Seasonal changes in temperature can cause some problems for tire pressure equalization. If you top off at cold ambient temps, and run south where it's hot, you could see some big swings in tire pressure.
Increases in temperature will raise tire pressure by about 2 psi per 10-degree increase in internal temperature, notes Wilson. A tire will gain 30 or 40 degrees under normal operation, raising inflation pressure by 6 to 10 psi.
Conversely, a tire running 10 psi over pressure will have to bleed off that pressure before conventional ATIS would notice the difference. When cold, that tire could be as much as 10-15 psi under-inflated. The ATIS would make that up next time the trailer was connected and the air system charged, and as the wire warms up, the pressure would once again increase.

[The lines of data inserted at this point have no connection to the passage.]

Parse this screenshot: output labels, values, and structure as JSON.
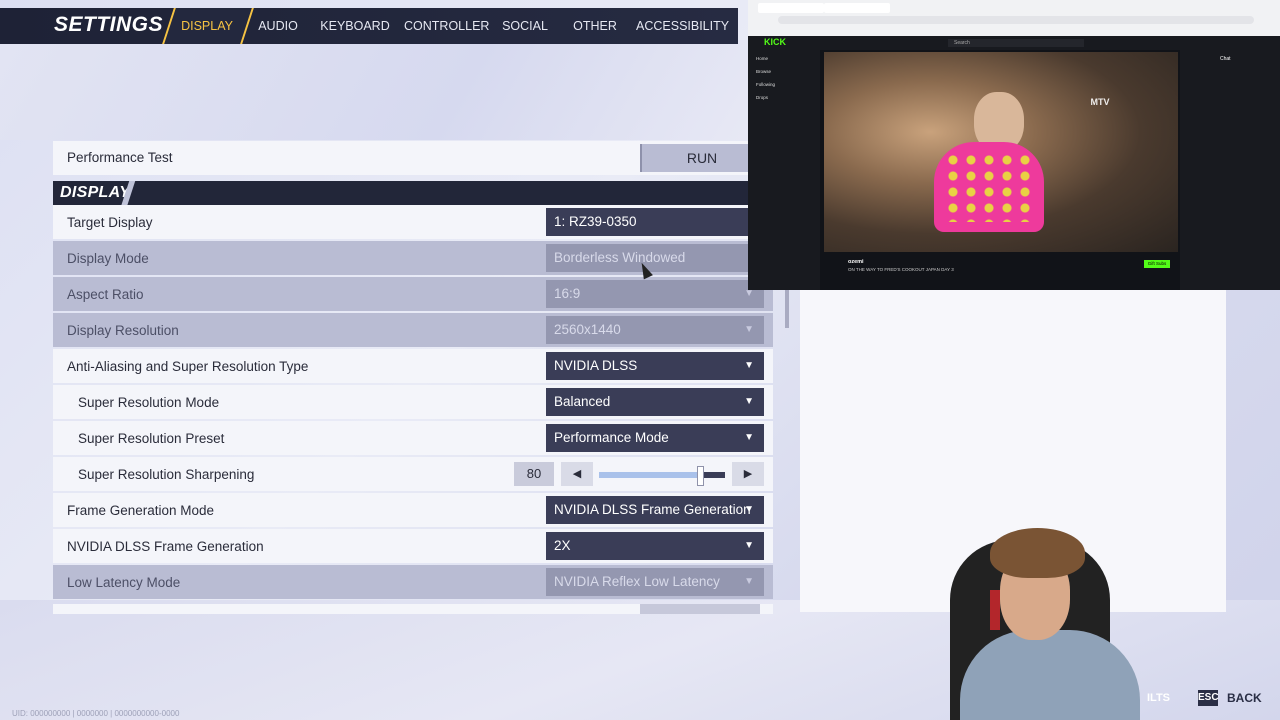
{
  "header": {
    "title": "SETTINGS",
    "tabs": [
      {
        "label": "DISPLAY",
        "active": true
      },
      {
        "label": "AUDIO"
      },
      {
        "label": "KEYBOARD"
      },
      {
        "label": "CONTROLLER"
      },
      {
        "label": "SOCIAL"
      },
      {
        "label": "OTHER"
      },
      {
        "label": "ACCESSIBILITY"
      }
    ]
  },
  "performance": {
    "label": "Performance Test",
    "button": "RUN"
  },
  "section": {
    "title": "DISPLAY"
  },
  "settings": [
    {
      "label": "Target Display",
      "value": "1: RZ39-0350",
      "dim": false
    },
    {
      "label": "Display Mode",
      "value": "Borderless Windowed",
      "dim": true
    },
    {
      "label": "Aspect Ratio",
      "value": "16:9",
      "dim": true
    },
    {
      "label": "Display Resolution",
      "value": "2560x1440",
      "dim": true
    },
    {
      "label": "Anti-Aliasing and Super Resolution Type",
      "value": "NVIDIA DLSS",
      "dim": false
    },
    {
      "label": "Super Resolution Mode",
      "value": "Balanced",
      "dim": false
    },
    {
      "label": "Super Resolution Preset",
      "value": "Performance Mode",
      "dim": false
    },
    {
      "label": "Super Resolution Sharpening",
      "value": "80",
      "dim": false,
      "fraction": 0.8
    },
    {
      "label": "Frame Generation Mode",
      "value": "NVIDIA DLSS Frame Generation",
      "dim": false
    },
    {
      "label": "NVIDIA DLSS Frame Generation",
      "value": "2X",
      "dim": false
    },
    {
      "label": "Low Latency Mode",
      "value": "NVIDIA Reflex Low Latency",
      "dim": true
    }
  ],
  "stream": {
    "logo": "KICK",
    "search": "Search",
    "streamer": "ozemi",
    "title": "ON THE WAY TO FRED'S COOKOUT JAPAN DAY 3",
    "follow": "Gift Subs",
    "chat_title": "Chat",
    "watermark": "MTV",
    "side_items": [
      "Home",
      "Browse",
      "Following",
      "Drops"
    ]
  },
  "footer": {
    "user_id": "UID: 000000000 | 0000000 | 0000000000-0000",
    "esc_key": "ESC",
    "back_label": "BACK",
    "partial_label": "ILTS"
  },
  "colors": {
    "accent": "#f6c343",
    "panel": "#f4f5fa",
    "dropdown": "#3a3d57",
    "kick_green": "#53fc18"
  }
}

Maintaining the exact cold pressure setting isn't as easy as it sounds, but in fairness, tire designers account for that by designing into the tire a margin for increased inflation pressure.
And fuel economy too
In addition to the tire saving and tread-life improving benefits of ATIS, we can't ignore their fuel-saving potential. We know that under-inflated tires run soft, therefore worsening rolling resistance. Maintaining optimum inflation pressure ensures best possible rolling resistance and fuel economy from trailer tires.
While ATIS systems were not considered for the first phase of the new federal fuel economy improvement regs, they likely will be on the list when trailers are added to the equation for 2018.